ハートをぶち抜く笑顔で森口は青いタオルを受け取った。そして、同じ部員の元へと駆けていく。織枝は動かない。視線は森口が先ほどまでいた場所に固定され、ぷるぷる震えていた。よくやったよ、織枝。今日一日で、あんたには怒りとか恐怖とか色んな感情を持ったけれど、今はなんだか穏やかな気分だ。母親ってこんな感じかな。いや、たぶん違うかな。

まあ、いっか。


「ほら、帰るよ。とりあえず今日はここまでにしとこう」

「わたしのこと」

「うん?

「森口くん知ってたんだ……名前も呼んでくれた」

「良かったね」

「うん!」


前進だ。これからどうなるかわからないけど、森口と織枝を接触させることには成功した。今後は織枝の頑張りと、あたしの作戦次第だろう。ああ、あと森口の心にもよるか。

「わたし頑張るよ。乳デカ日浅は嫌いだけど、佐藤が応援してくれるなら、嫌がらせとかしないから!」


ん?

いまこいつは何て言った?


「絶対、日浅陽菜の作られた愛されキャラに森口くんは騙されてると思うんだよね。あんな顔がよくておっぱいでかいだけの女のどこがいいんだか――……」

そこまで言って、織枝は口をつぐんだ。あたしの前で言ってはいけないことをべらべら喋っているのにようやく気が付いたらしい。

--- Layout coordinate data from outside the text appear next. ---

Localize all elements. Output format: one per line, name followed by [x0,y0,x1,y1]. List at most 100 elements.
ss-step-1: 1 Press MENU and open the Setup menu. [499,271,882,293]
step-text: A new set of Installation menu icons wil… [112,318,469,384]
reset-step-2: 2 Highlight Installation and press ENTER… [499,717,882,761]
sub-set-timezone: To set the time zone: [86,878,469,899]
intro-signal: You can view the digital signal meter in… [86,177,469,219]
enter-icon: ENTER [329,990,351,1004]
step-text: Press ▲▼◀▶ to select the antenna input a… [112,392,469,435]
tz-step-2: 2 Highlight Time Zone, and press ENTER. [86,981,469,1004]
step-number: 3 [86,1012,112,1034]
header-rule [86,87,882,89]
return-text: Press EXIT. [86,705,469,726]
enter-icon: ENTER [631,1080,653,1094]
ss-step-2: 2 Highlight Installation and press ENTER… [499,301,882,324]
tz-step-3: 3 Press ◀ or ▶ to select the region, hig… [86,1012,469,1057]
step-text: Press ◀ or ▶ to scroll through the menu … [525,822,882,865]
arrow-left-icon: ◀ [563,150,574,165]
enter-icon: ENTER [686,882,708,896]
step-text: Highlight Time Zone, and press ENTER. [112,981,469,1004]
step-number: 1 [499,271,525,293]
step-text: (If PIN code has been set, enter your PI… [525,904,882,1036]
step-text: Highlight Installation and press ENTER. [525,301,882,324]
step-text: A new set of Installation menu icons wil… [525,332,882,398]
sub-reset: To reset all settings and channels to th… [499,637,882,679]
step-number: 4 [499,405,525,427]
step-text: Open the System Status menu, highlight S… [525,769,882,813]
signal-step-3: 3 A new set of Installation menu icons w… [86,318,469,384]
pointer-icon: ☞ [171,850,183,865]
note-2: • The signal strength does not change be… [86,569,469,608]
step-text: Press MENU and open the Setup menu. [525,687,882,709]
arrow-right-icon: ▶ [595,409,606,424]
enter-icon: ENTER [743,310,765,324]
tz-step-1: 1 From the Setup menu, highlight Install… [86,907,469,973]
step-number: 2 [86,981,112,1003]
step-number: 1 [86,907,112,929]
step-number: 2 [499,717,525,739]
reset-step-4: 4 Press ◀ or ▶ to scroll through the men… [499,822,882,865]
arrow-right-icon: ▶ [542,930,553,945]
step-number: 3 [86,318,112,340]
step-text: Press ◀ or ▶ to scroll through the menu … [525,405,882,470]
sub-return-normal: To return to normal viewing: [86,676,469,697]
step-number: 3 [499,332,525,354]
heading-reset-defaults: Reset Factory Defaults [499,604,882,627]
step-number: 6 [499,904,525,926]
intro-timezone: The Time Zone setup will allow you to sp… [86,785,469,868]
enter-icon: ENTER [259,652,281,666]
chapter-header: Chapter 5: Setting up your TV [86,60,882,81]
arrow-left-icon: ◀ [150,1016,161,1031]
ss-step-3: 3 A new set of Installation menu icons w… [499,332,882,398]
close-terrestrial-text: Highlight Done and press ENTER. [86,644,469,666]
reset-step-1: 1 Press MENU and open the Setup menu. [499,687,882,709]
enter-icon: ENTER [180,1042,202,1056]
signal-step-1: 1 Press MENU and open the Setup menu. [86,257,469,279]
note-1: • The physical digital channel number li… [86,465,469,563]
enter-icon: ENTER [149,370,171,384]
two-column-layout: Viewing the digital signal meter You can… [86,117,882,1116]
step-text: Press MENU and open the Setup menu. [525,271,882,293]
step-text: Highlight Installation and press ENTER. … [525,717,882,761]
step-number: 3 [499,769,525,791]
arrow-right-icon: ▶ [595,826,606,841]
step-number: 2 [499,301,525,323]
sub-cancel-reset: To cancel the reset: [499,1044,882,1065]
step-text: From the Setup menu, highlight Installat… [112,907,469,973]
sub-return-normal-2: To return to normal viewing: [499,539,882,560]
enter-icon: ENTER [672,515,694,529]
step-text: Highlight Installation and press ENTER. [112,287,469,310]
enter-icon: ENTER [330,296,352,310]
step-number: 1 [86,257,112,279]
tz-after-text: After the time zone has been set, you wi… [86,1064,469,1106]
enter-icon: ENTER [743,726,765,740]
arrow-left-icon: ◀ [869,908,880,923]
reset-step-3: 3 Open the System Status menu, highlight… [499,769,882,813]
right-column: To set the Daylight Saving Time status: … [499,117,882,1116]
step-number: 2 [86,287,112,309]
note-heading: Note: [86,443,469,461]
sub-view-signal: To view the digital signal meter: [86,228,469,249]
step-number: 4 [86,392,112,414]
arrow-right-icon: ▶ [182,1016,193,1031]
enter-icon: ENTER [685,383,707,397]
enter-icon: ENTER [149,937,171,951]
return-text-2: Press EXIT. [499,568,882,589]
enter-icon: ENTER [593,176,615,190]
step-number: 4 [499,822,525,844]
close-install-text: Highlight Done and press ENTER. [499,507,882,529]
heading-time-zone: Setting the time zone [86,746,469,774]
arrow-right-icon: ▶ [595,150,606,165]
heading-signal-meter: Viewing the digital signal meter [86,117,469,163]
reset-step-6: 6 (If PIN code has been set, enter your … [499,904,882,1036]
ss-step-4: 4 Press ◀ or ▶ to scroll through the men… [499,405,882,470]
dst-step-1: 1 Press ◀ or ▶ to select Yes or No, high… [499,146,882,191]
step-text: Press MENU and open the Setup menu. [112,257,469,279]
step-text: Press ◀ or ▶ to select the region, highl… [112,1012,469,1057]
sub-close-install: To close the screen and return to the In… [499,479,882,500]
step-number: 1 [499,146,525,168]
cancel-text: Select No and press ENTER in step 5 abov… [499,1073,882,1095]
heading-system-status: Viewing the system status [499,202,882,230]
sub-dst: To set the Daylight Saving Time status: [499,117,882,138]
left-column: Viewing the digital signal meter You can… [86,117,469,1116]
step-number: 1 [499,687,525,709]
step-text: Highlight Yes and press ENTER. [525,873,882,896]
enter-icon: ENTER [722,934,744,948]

「織枝、陽菜の悪口は禁止ね。あんたの恋を手伝う条件の二つ目に追加しといて」


陽菜をどう思うのか、それは個人の勝手だ。

だから、心の中でどう思うのかそんなところまで責めはしない。だけど、その感情を言葉にしたり行動に移したら、あたしは動く。ラブレターはまあいいだろう。どうせ陽菜は興味ないだろうし。けれど悪意をぶつけるのは許さない。あと森口と、最近増えた転校生と、さらにイラつくあの男とかも許さない。あたしが嫌だっていうのもあるけど、お前らと陽菜が結ばれると確実に陽菜が苦労するに決まってる。


「ごめん」

思ったよりも織枝は落ち込んだ様子で下を向いていた。

「次から気を付けてね」

軽く笑ってみせると、織枝は安心したのかこくりと頷く。

しかし、あたしの前で陽菜をバカにしたんだ。少しぐらい仕返ししてやろう。



「あ、織枝、さっき妄想してた時に流れたよだれの跡が残ってるよ。……森口に見られちゃったね」

「ええええええええ!?」


慌ててハンカチを取り出して、口元を拭う織枝。

本当は校庭に引きずっていく間にティッシュでふきとってやったんだけど、もう少し黙っていよう。


さて、本日のメインイベントはこれからだ。

携帯で時間をチェックして、まだ店は閉まっていないと安心する。


「じゃあね、織枝! また明日!」

「ちょっと待ってよ!! 佐藤!!」



織枝には森口がいて。

あたしには陽菜がいる。それでいい。というかそれがいい。

いつまでこうしていられるのかわからないけど、それでも今楽しければそれでいい。

甘い香りを纏って、ふわふわの衣装に身を包み、あたしを出迎えてくれる彼女の姿を想像する。待ってて、すぐ行くからね。陽菜!